Sightings Elsewhere in the Region
From November 11, 1992 (update #15)
CIRCLEVILLE, Ohio - Zebra mussels have been found for the first time in an inland Ohio reservoir, according to Ohio State University biologist Dave Culver. The reservoir, Hargus Lake, is an impoundment of Hargus Creek in Marion Lake State Park, more than 100 miles (160 kilometers) south of Lake Erie. The lake drains into the Scioto River, a tributary of the Ohio River. OSU students first observed the zebra mussels attached to aquatic vascular plants while conducting other investigations in the lake during late July and early August. Two subsequent scuba investigations of the lake confirmed the presence of a sizeable population of zebra mussels, Culver said. He noted that the lake has little available rocky substrate, and the mussels were found attached to submerged wood and vegetation. Hargus Lake is popular for its largemouth bass fishery, Culver said.
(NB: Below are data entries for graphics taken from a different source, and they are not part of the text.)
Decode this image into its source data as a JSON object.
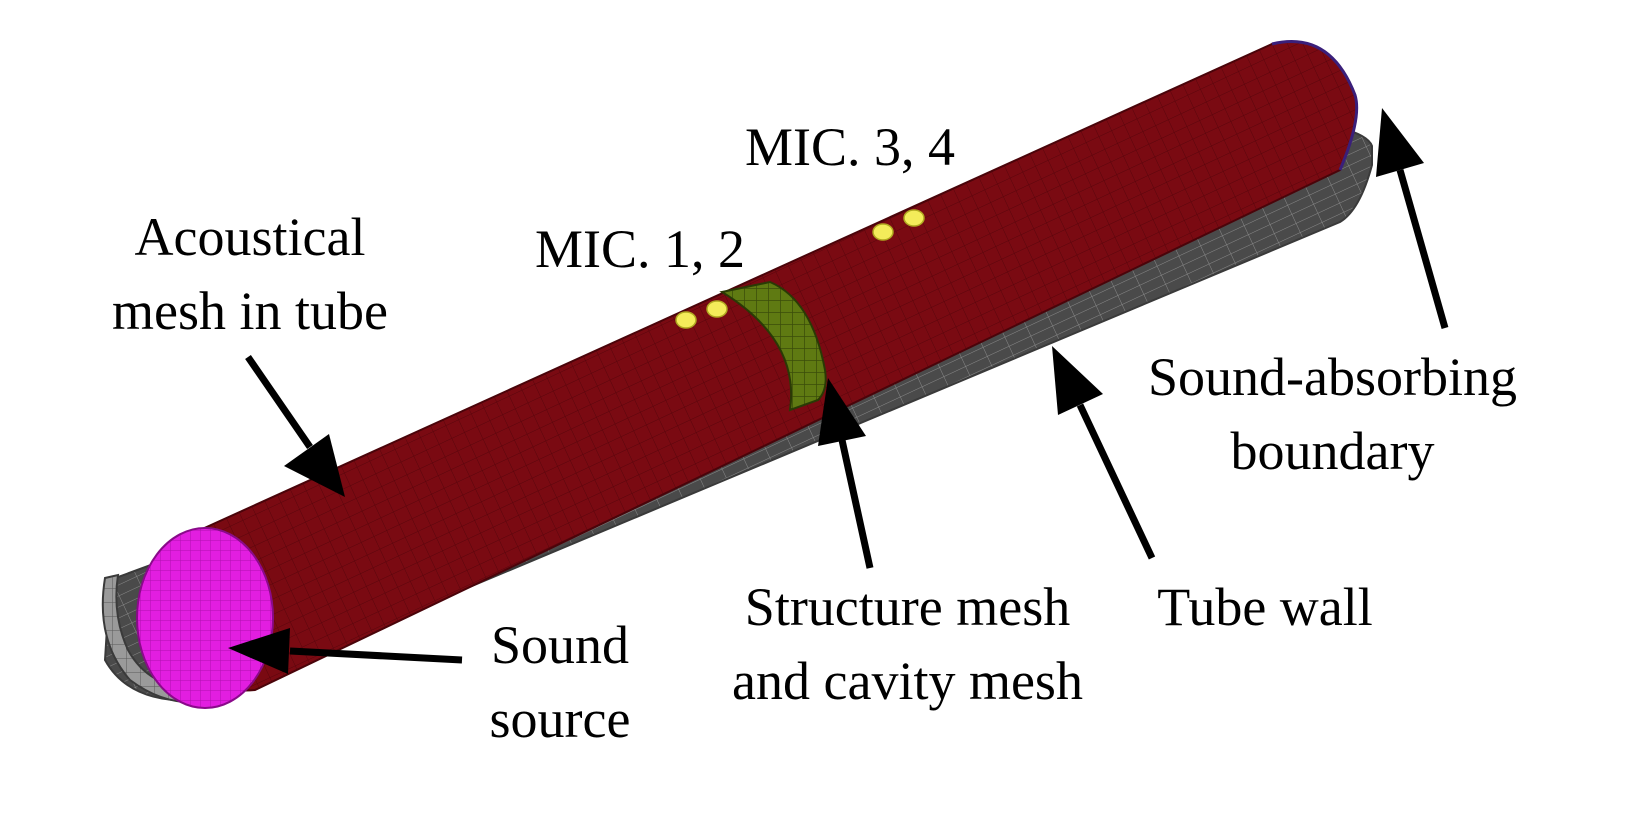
{
  "labels": {
    "acoustical_mesh": [
      "Acoustical",
      "mesh in tube"
    ],
    "mic_1_2": "MIC. 1, 2",
    "mic_3_4": "MIC. 3, 4",
    "sound_absorbing": [
      "Sound-absorbing",
      "boundary"
    ],
    "structure_mesh": [
      "Structure mesh",
      "and cavity mesh"
    ],
    "tube_wall": "Tube wall",
    "sound_source": [
      "Sound",
      "source"
    ]
  },
  "colors": {
    "acoustic_mesh": "#7a0a12",
    "source_face": "#e21ee0",
    "tube_wall": "#4a4a4a",
    "structure_mesh": "#5f7a12",
    "microphone": "#f4ec5a",
    "absorbing_boundary": "#3a1f7a",
    "arrow": "#000000"
  }
}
MARQUETTE, Mich. - The first confirmed sighting of a zebra mussel along the southern shoreline of Lake Superior occurred in mid-October at Wisconsin Electric Power Company's Presque Isle Power Plant. A single tiny mussel (about 1 mm long) was found on a substrate sampler that had continuously been in the water since mid-May, according to WEPCO Senior Results Technician John Babinec.
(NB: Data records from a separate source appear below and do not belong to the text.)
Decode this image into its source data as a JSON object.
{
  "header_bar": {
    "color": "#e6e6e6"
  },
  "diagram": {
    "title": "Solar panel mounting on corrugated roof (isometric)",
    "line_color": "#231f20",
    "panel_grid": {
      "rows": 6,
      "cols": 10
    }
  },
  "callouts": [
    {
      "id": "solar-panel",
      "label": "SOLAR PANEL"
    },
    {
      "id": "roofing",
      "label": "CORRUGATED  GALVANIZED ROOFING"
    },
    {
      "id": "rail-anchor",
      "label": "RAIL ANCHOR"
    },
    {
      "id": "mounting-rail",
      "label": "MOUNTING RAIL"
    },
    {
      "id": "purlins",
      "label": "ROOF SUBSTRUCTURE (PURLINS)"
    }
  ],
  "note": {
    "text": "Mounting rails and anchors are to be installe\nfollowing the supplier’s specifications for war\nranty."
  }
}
EAST LANSING, Mich. - No new inland sightings of zebra mussels were reported in the state of Michigan this summer, according to a distribution map prepared by Michaela Zint of the Michigan Sea Grant Zebra Mussel Information Office.
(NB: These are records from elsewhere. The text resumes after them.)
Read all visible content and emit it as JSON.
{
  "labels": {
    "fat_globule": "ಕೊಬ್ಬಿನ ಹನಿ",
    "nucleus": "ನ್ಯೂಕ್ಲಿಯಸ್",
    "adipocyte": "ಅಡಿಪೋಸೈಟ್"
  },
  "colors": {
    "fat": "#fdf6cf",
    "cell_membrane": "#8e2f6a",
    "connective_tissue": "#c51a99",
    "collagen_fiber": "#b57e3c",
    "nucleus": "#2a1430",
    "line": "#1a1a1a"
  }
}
ZION, Ill. - Only low numbers of newly settled juveniles were observed on artificial substrates placed in southern Lake Michigan this summer by Illinois Natural History Survey personnel. Since veliger densities ranged from medium to very high (5,000 to 50,000 per cubic meter) from mid-June through the end of September, this indicates poor recruitment of larval mussels into the adult population.
ID: 19921111-3.
The Zebra Mussel Update was a 4- to 8-page quarterly national newsletter published by the University of Wisconsin Sea Grant Institute from May 1990 through May 1997. The ZMU documented the spread of the zebra mussel -- an exotic nuisance mussel -- through North America's freshwater environments, especially the Great Lakes, and on efforts to control it.